SparkSubmit类的runMain()中执行到start()时,本地模式会进入本地提交的--class类的main中开始执行。
// 启动实例
app.start(childArgs.toArray, sparkConf)
而Yarn Cluster模式,在prepareSubmitEnvironment()中准备运行环境时有判断过,所以start()其实调用的是org.apache.spark.deploy.yarn.YarnClusterApplication类的start()。
// In yarn-cluster mode, use yarn.Client as a wrapper around the user class
// yarn-cluster模式,使用yarn.client作为用户提交类的包装执行器
if (isYarnCluster) {
// object SparkSubmit中有定义为"org.apache.spark.deploy.yarn.YarnClusterApplication"
childMainClass = YARN_CLUSTER_SUBMIT_CLASS
...
}
// 遍历所有args参数,添加到子类参数中
if (args.childArgs != null) {
args.childArgs.foreach { arg => childArgs += ("--arg", arg) }
}
}
YarnClusterApplication
YarnClusterApplication类在org.apache.spark.deploy.yarn.Client类下,其实也就是加载运行环境的资源到运行服务器本地,然后通过Client类的run()运行。
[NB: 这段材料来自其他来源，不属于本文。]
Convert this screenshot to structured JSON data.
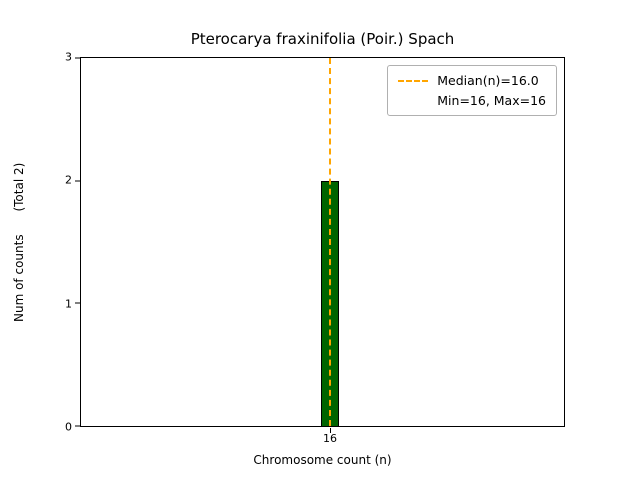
{
  "figure": {
    "title": "Pterocarya fraxinifolia (Poir.) Spach",
    "xlabel": "Chromosome count (n)",
    "ylabel": "Num of counts      (Total 2)"
  },
  "axes": {
    "yticks": [
      "0",
      "1",
      "2",
      "3"
    ],
    "xticks": [
      "16"
    ]
  },
  "legend": {
    "median_label": "Median(n)=16.0",
    "minmax_label": "Min=16, Max=16"
  },
  "colors": {
    "bar_fill": "#006400",
    "bar_edge": "#000000",
    "median_line": "#FFA500",
    "axis": "#000000",
    "background": "#FFFFFF"
  },
  "chart_data": {
    "type": "bar",
    "title": "Pterocarya fraxinifolia (Poir.) Spach",
    "xlabel": "Chromosome count (n)",
    "ylabel": "Num of counts (Total 2)",
    "categories": [
      "16"
    ],
    "values": [
      2
    ],
    "total_counts": 2,
    "ylim": [
      0,
      3
    ],
    "yticks": [
      0,
      1,
      2,
      3
    ],
    "bar_color": "#006400",
    "bar_edge_color": "#000000",
    "median_line": {
      "x": 16,
      "value": 16.0,
      "color": "#FFA500",
      "style": "dashed",
      "orientation": "vertical"
    },
    "min": 16,
    "max": 16,
    "legend_entries": [
      "Median(n)=16.0",
      "Min=16, Max=16"
    ],
    "legend_position": "upper right",
    "grid": false
  }
}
// 同样继承了SparkApplication,重写了start()
private[spark] class YarnClusterApplication extends SparkApplication {
override def start(args: Array[String], conf: SparkConf): Unit = {
// SparkSubmit would use yarn cache to distribute files & jars in yarn mode,
// so remove them from sparkConf here for yarn mode.
// yarn模式使用缓存来分发jars和文件,所以移除之前spark的配置
// 可以回头看看prepareSubmitEnvironment()运行环境准备,各种部署模式设置相应参数的方法options()
conf.remove("spark.jars")
conf.remove("spark.files")
// 构建client实例,而首先又构建了ClientArguments实例解析参数
new Client(new ClientArguments(args), conf).run()
}
}
ClientArguments
就是加载代码和jars、参数,jar,class,args。
// TODO: Add code and support for ensuring that yarn resource 'tasks' are location aware !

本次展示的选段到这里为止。